He could have easily cancelled out. After all, General Keith Alexander, Director of the National Security Agency (NSA), has had a difficult summer with the Edward Snowden leaks and a nearly successful scale-back of his agency’s budget and authority by Congress earlier this month. But this morning he spoke before the Black Hat conference in Las Vegas, the largest gathering of hackers in the world, and methodically made his case for the cyber-eavesdropping that has placed his agency in the crosshairs of privacy advocates around the world.
Expressing concern that the agency’s “reputation has been tarnished because all of the facts are not on the table,” Alexander presented a series of slides that clarified how the NSA’s two most powerful email and phone call gathering programs worked. “I promise to tell you the truth,” Alexander told the group.

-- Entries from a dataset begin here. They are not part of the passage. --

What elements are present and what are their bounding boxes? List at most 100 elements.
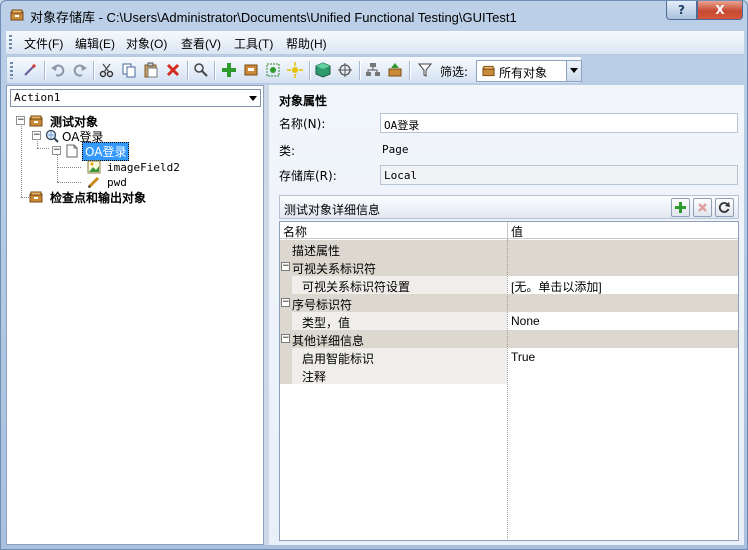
add-property-button[interactable] <box>671 198 690 217</box>
tree-label-checkpoints: 检查点和输出对象 <box>50 190 147 205</box>
redo-icon <box>73 64 87 77</box>
menu-file[interactable]: 文件(F) <box>24 35 63 52</box>
filter-dropdown[interactable]: 所有对象 <box>476 60 582 82</box>
grid-row-visual-relation-settings[interactable]: 可视关系标识符设置 [无。单击以添加] <box>280 276 738 294</box>
action-dropdown[interactable]: Action1 <box>10 89 261 107</box>
chevron-down-icon <box>570 68 578 73</box>
close-button[interactable]: X <box>697 1 743 20</box>
object-tree: − 测试对象 − OA登录 − OA登录 imageField2 pwd 检查点… <box>7 112 263 542</box>
grid-group-visual-relation[interactable]: − 可视关系标识符 <box>280 258 738 276</box>
class-label: 类: <box>279 144 296 158</box>
toolbar-grip[interactable] <box>10 62 13 79</box>
grid-key: 注释 <box>302 370 327 384</box>
main-toolbar: 筛选: 所有对象 <box>6 56 582 84</box>
refresh-icon <box>718 202 730 213</box>
locate-button[interactable] <box>335 60 355 80</box>
repository-icon <box>29 115 43 127</box>
grid-key: 可视关系标识符设置 <box>302 280 411 294</box>
cut-button[interactable] <box>97 60 117 80</box>
grid-value[interactable]: True <box>511 350 535 364</box>
window-title: 对象存储库 - C:\Users\Administrator\Documents… <box>30 10 517 25</box>
grid-key: 类型，值 <box>302 316 351 330</box>
menu-view[interactable]: 查看(V) <box>181 35 221 52</box>
associate-repository-button[interactable] <box>363 60 383 80</box>
magic-wand-icon <box>24 64 36 76</box>
collapse-icon[interactable]: − <box>16 116 25 125</box>
copy-button[interactable] <box>119 60 139 80</box>
test-object-details-header: 测试对象详细信息 <box>279 195 739 219</box>
tree-label-pwd: pwd <box>107 175 127 189</box>
test-object-details-title: 测试对象详细信息 <box>284 203 381 217</box>
update-icon <box>244 64 258 76</box>
add-object-button[interactable] <box>219 60 239 80</box>
navigate-learn-button[interactable] <box>263 60 283 80</box>
undo-icon <box>51 64 65 77</box>
export-button[interactable] <box>385 60 405 80</box>
undo-button[interactable] <box>48 60 68 80</box>
grid-row-type-value[interactable]: 类型，值 None <box>280 312 738 330</box>
plus-icon <box>222 63 236 77</box>
help-button[interactable]: ? <box>666 1 697 20</box>
remove-property-button[interactable] <box>693 198 712 217</box>
scissors-icon <box>99 63 114 78</box>
filter-dropdown-arrow[interactable] <box>566 61 581 81</box>
grid-value[interactable]: None <box>511 314 540 328</box>
object-properties-title: 对象属性 <box>279 94 328 108</box>
grid-header: 名称 值 <box>280 222 738 239</box>
object-properties-button[interactable] <box>313 60 333 80</box>
cube-icon <box>315 62 331 78</box>
filter-value: 所有对象 <box>499 66 548 80</box>
find-button[interactable] <box>191 60 211 80</box>
grid-key: 描述属性 <box>292 244 341 258</box>
collapse-icon[interactable]: − <box>32 131 41 140</box>
grid-group-other-details[interactable]: − 其他详细信息 <box>280 330 738 348</box>
collapse-icon[interactable]: − <box>281 262 290 271</box>
grid-group-ordinal-identifier[interactable]: − 序号标识符 <box>280 294 738 312</box>
menu-object[interactable]: 对象(O) <box>126 35 167 52</box>
grid-value[interactable]: [无。单击以添加] <box>511 278 602 295</box>
grid-key: 可视关系标识符 <box>292 262 377 276</box>
name-field[interactable]: OA登录 <box>380 113 738 133</box>
redo-button[interactable] <box>70 60 90 80</box>
repository-label: 存储库(R): <box>279 169 337 183</box>
tree-node-checkpoints[interactable]: 检查点和输出对象 <box>29 189 146 205</box>
column-header-value[interactable]: 值 <box>511 223 523 240</box>
filter-label: 筛选: <box>440 65 469 79</box>
repository-icon <box>29 191 43 203</box>
menu-tools[interactable]: 工具(T) <box>234 35 273 52</box>
plus-icon <box>675 202 686 213</box>
title-bar[interactable]: 对象存储库 - C:\Users\Administrator\Documents… <box>1 1 747 31</box>
repository-field: Local <box>380 165 738 185</box>
tree-node-page[interactable]: − OA登录 <box>52 141 130 161</box>
hierarchy-icon <box>366 63 380 76</box>
name-label: 名称(N): <box>279 117 326 131</box>
reset-properties-button[interactable] <box>715 198 734 217</box>
magnifier-icon <box>194 63 208 77</box>
grid-key: 启用智能标识 <box>302 352 375 366</box>
object-repository-window: 对象存储库 - C:\Users\Administrator\Documents… <box>0 0 748 550</box>
grid-key: 序号标识符 <box>292 298 353 312</box>
delete-x-icon <box>166 63 180 77</box>
grid-row-description-properties[interactable]: 描述属性 <box>280 240 738 258</box>
collapse-icon[interactable]: − <box>281 334 290 343</box>
menu-help[interactable]: 帮助(H) <box>286 35 327 52</box>
tree-node-image-field[interactable]: imageField2 <box>87 159 180 175</box>
grid-row-smart-identification[interactable]: 启用智能标识 True <box>280 348 738 366</box>
column-header-name[interactable]: 名称 <box>283 223 307 240</box>
highlight-button[interactable] <box>285 60 305 80</box>
chevron-down-icon <box>249 96 257 101</box>
paste-button[interactable] <box>141 60 161 80</box>
grid-row-comment[interactable]: 注释 <box>280 366 738 384</box>
image-icon <box>87 160 101 174</box>
menubar-grip[interactable] <box>9 35 12 51</box>
delete-button[interactable] <box>163 60 183 80</box>
menu-edit[interactable]: 编辑(E) <box>75 35 115 52</box>
update-from-app-button[interactable] <box>241 60 261 80</box>
edit-field-icon <box>87 176 100 189</box>
collapse-icon[interactable]: − <box>52 146 61 155</box>
collapse-icon[interactable]: − <box>281 298 290 307</box>
copy-icon <box>122 63 136 78</box>
menu-bar: 文件(F) 编辑(E) 对象(O) 查看(V) 工具(T) 帮助(H) <box>6 31 744 55</box>
object-spy-button[interactable] <box>20 60 40 80</box>
details-grid: 名称 值 描述属性 − 可视关系标识符 可视关系标识符设置 [无。单击以添加] <box>279 221 739 541</box>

Alexander took great pains to make clear that the NSA does not obtain the content of calls, SMS text messages, caller names, credit card numbers or locational information. He showed a slide with a report sample that simply listed a caller’s phone number, the number called, and the duration. According to the NSA chief, only 22 people can approve adding phone numbers into the agency’s vast intelligence database and only 35 analysts are authorized to review queries on this information.
“The assumption is that people are out there wheeling and dealing,” said Alexander. “Nothing could be farther from the truth.”
He also challenged the notion that the secret federal court which is authorized to review requests for data gathering is nothing more than “a rubber stamp.” Praising the judges involved in the approval process, he expressed confidence that they viewed each and every request with a careful eye. “I can speak to this based on personal experience from the wire brushings I’ve received,” said Alexander who told the conference that he had appeared before the court “many times.”
Alexander indicated that in 2012 less than 300 phone numbers were approved for further NSA research and these resulted in 12 reports to the FBI.
The NSA chief cited the case of an uncovered terrorist plot to bomb the New York City subway system in 2009 as a direct example of how his agency’s work prevented an attack on the United States. Said Alexander, “This would have been the biggest terrorist attack since 9-11 on U.S. soil.”
Alexander further revealed that the NSA had successfully provided data to disrupt 54 “terrorist related activities,” including 13 in the U.S. and 25 in Europe.
The general’s speech was not warmly greeted by some of those in attendance at the Black Hat gathering. Just minutes before Alexander took the stage, security could be seen removing egg cartons found near the front rows of seats in the vast ballroom. His keynote address was also interrupted several times by audience members who accused him of lying to Congress and subverting the U.S. Constitution.
“I haven’t lied to Congress,” said Alexander at one point, departing from his prepared remarks. He also took pointed issue with one audience member who challenged him to read the Constitution. “I have,” Alexander fired back. “You should too.”